The study draws on two decades of experiments at Blodgett Forest Research Station in the Sierra Nevada. Researchers applied various management techniques—including prescribed burns and restoration thinning—to different plots since 2000. Other plots were left untouched as controls.
Through fieldwork and lab analysis, scientists measured how each approach affected both carbon storage and overall productivity. They discovered that although control plots stored more total carbon, repeated prescribed burns significantly improved net productivity in treated areas. By the end of the study period, this gain nearly offset the initial carbon released by fires.
“After the first burn, the net productivity of those plots was really low and the controls looked a lot better,” said John Battles. “But by the third burn, the patterns had switched.”
Researchers tracked all forms of stored carbon—from decaying pine needles to large tree trunks—and accounted for all ways it could return to the atmosphere.
“We looked at big trees, we looked at little trees, we looked at shrubs, we looked at different fuel classes, and then we checked how they changed,” said Battles. “It really is just like a massive accounting job, except we’re not measuring money, we’re measuring carbon.”
Years without fire have led to an increase in smaller trees like incense cedar and white fir in Sierra Nevada forests; these species can turn small ground fires into larger ones by acting as “fuel ladders.” Prescribed burns can reverse this trend by promoting growth among larger pines known for their resistance to fire.

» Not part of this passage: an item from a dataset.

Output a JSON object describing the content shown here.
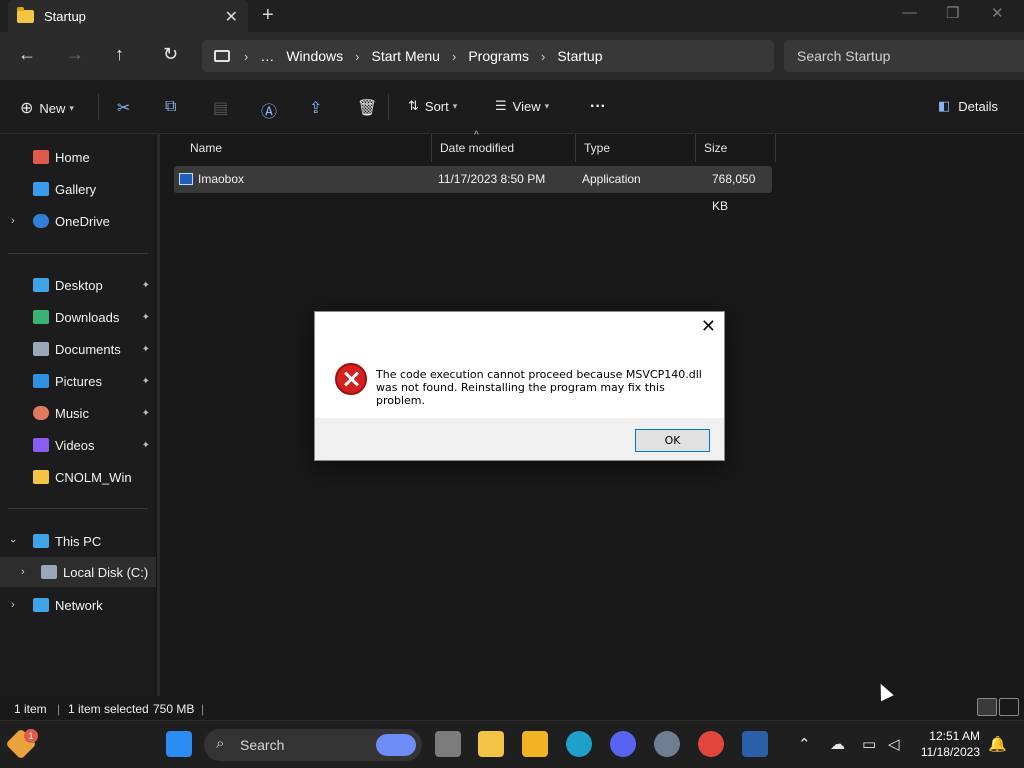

“We’ve always wondered if we could restore these ecosystems to a more functional state—lower density and more frequent fire—do we eventually see a bonus? Do we get that golden nugget? And in this work, we were able to actually measure it,” said co-author Scott Stephens.
A previous study from this team found that combining prescribed burning with mechanical thinning was most effective for reducing wildfire hazards but came with higher immediate carbon costs.
Taken together, these studies provide guidance for communities weighing their options for forest management. Where protecting people or iconic groves is paramount—such as near towns or giant sequoia habitats—a mix of thinning and burning may be best. In remote wilderness areas where maintaining stored carbon is key but human safety is less urgent, prescribed burning alone might be preferable.
“We’ve got to get these treatments out there,” Battles said. “Some treatments might be better than others in certain situations, but now we’ve made the trade-offs explicit so we can pick the right approach.”
Other contributors include Daniel Foster, Brandon Collins, Robert York, Ariel Roughton and John Sanders from UC Berkeley; Emily Moghaddas from U.S. Department of Agriculture Forest Service also participated.